Avec raison, courage, détermination et intelligence, Marie-Claire Caloz-Tschopp s’oppose à ce fonctionnement. Elle n’est pas seule heureusement, et elle a trouvé au CIPh des collègues qui pensent comme elle. L’exil et le desexil n’est peut-être pas un sujet « excellent » aux yeux les inquisiteurs du savoir contemporain. Mais nous savons qu’ils ont tort, car la pensée de l’exil et, bien plus, du desexil touchent directement des vies individuelles et collectives autant que des processus et des tendances régionales et mondiales. Ce n’est donc pas un hasard si Marie-Claire réunit autour d’elle des personnes venant de pays et de régions différents, avant tout l’Amérique Latine qui a connu et continue de connaître des phénomènes tragiques qu’ils nous incombe de penser et, plus encore, sur lequel nous devons agir. En retour, Marie-Claire s’en nourrit : ses recherches personnelles (mais que demeure-t-il de personnel, au sens d’individuel, dans une entreprise qui n’avance que par le collectif?) mûrissent et s’approfondissent grâce à l’expérience qu’elle fait de ces pays et régions. Ici, à l’Amérique Latine, je ne peux manquer de joindre la Turquie.

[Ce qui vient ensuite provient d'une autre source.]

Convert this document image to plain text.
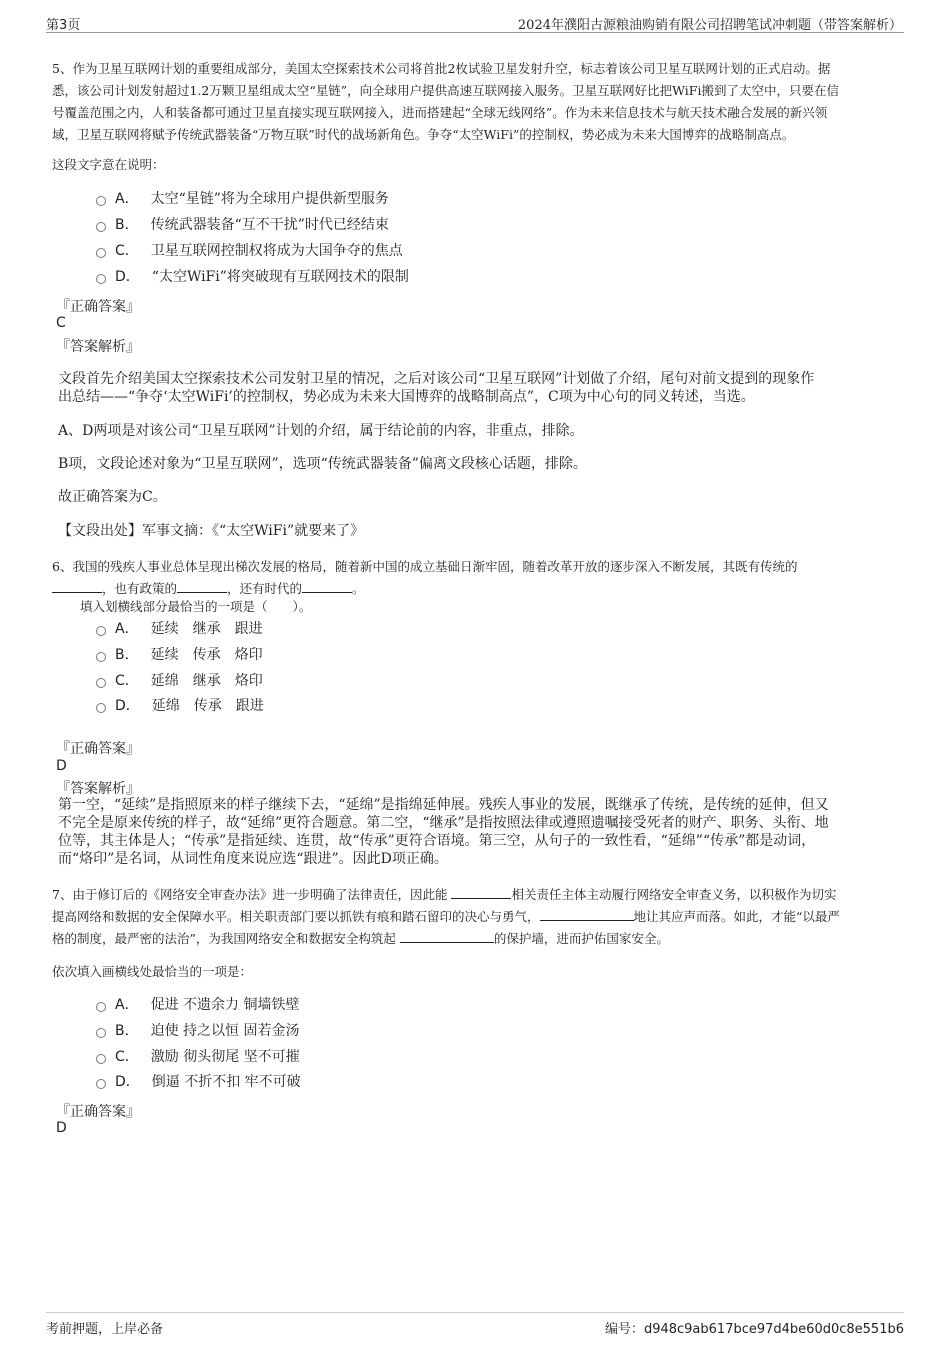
第3页	2024年濮阳古源粮油购销有限公司招聘笔试冲刺题（带答案解析）
5、作为卫星互联网计划的重要组成部分，美国太空探索技术公司将首批2枚试验卫星发射升空，标志着该公司卫星互联网计划的正式启动。据
悉，该公司计划发射超过1.2万颗卫星组成太空“星链”，向全球用户提供高速互联网接入服务。卫星互联网好比把WiFi搬到了太空中，只要在信
号覆盖范围之内，人和装备都可通过卫星直接实现互联网接入，进而搭建起“全球无线网络”。作为未来信息技术与航天技术融合发展的新兴领
域，卫星互联网将赋予传统武器装备“万物互联”时代的战场新角色。争夺“太空WiFi”的控制权，势必成为未来大国博弈的战略制高点。
这段文字意在说明：
A． 太空“星链”将为全球用户提供新型服务
B． 传统武器装备“互不干扰”时代已经结束
C． 卫星互联网控制权将成为大国争夺的焦点
D． “太空WiFi”将突破现有互联网技术的限制
『正确答案』
C
『答案解析』
文段首先介绍美国太空探索技术公司发射卫星的情况，之后对该公司“卫星互联网”计划做了介绍，尾句对前文提到的现象作
出总结——“争夺‘太空WiFi’的控制权，势必成为未来大国博弈的战略制高点”，C项为中心句的同义转述，当选。
A、D两项是对该公司“卫星互联网”计划的介绍，属于结论前的内容，非重点，排除。
B项，文段论述对象为“卫星互联网”，选项“传统武器装备”偏离文段核心话题，排除。
故正确答案为C。
【文段出处】军事文摘：《“太空WiFi”就要来了》
6、我国的残疾人事业总体呈现出梯次发展的格局，随着新中国的成立基础日渐牢固，随着改革开放的逐步深入不断发展，其既有传统的
，也有政策的	，还有时代的	。
填入划横线部分最恰当的一项是（　　）。
A． 延续 继承 跟进
B． 延续 传承 烙印
C． 延绵 继承 烙印
D． 延绵 传承 跟进
『正确答案』
D
『答案解析』
第一空，“延续”是指照原来的样子继续下去，“延绵”是指绵延伸展。残疾人事业的发展，既继承了传统，是传统的延伸，但又
不完全是原来传统的样子，故“延绵”更符合题意。第二空，“继承”是指按照法律或遵照遗嘱接受死者的财产、职务、头衔、地
位等，其主体是人；“传承”是指延续、连贯，故“传承”更符合语境。第三空，从句子的一致性看，“延绵”“传承”都是动词，
而“烙印”是名词，从词性角度来说应选“跟进”。因此D项正确。
7、由于修订后的《网络安全审查办法》进一步明确了法律责任，因此能	相关责任主体主动履行网络安全审查义务，以积极作为切实
提高网络和数据的安全保障水平。相关职责部门要以抓铁有痕和踏石留印的决心与勇气，	地让其应声而落。如此，才能“以最严
格的制度，最严密的法治”，为我国网络安全和数据安全构筑起	的保护墙，进而护佑国家安全。
依次填入画横线处最恰当的一项是：
A． 促进 不遗余力 铜墙铁壁
B． 迫使 持之以恒 固若金汤
C． 激励 彻头彻尾 坚不可摧
D． 倒逼 不折不扣 牢不可破
『正确答案』
D
考前押题，上岸必备	编号：d948c9ab617bce97d4be60d0c8e551b6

En effet, c’est à Istanbul qu’il m’a été donné de vivre l’un des moments les plus remarquables du programme sur l’exil et le desexil au CIPh. Nous sommes en mai 2014, après les occupations populaires du parc de Gezi et de la place Taksim, et Marie-Claire organise une grande rencontre, très ouverte, avec des intellectuels et des militants turcs, inspirée par le traitement que donne Étienne Balibar à la notion de violence. Pendant plusieurs jours et dans des endroits différents (centres culturels, universités, cafés), nous discutons très librement à partir des événements récents. Des publications et des projets en sortent. À la fin de l’année 2014, le Collège international de philosophie connaît une grave crise financière, faute de financement par l’État français. Marie-Claire s’engage corps et âme dans la défense de ce lieu singulier qu’elle comprend, avec d’autres (dont moi) comme un espace civique qui pratique la philosophie pour tous. La bataille est intense et le Collège est sauvé. Dans un cas comme dans l’autre, à Istanbul comme à Paris, j’ai pu voir combien Marie-Claire Caloz-Tschopp s’implique, par la réflexion et l’analyse autant que par la franchise de ses positions (auxquelles elle ajoute une dose certaine de diplomatie), dans la défense et le renforcement des espaces de pensée qui sont aussi des espaces de liberté, de formation et d’émancipation. Je sais combien elle est armée pour imaginer, avec d’autres collègues et ami-e-s, « un espace d’université libre à Genève ». Aussi je vous adresse tous mes vœux de réussite pour cette rencontre, dont j’attends les résultats avec curiosité et impatience.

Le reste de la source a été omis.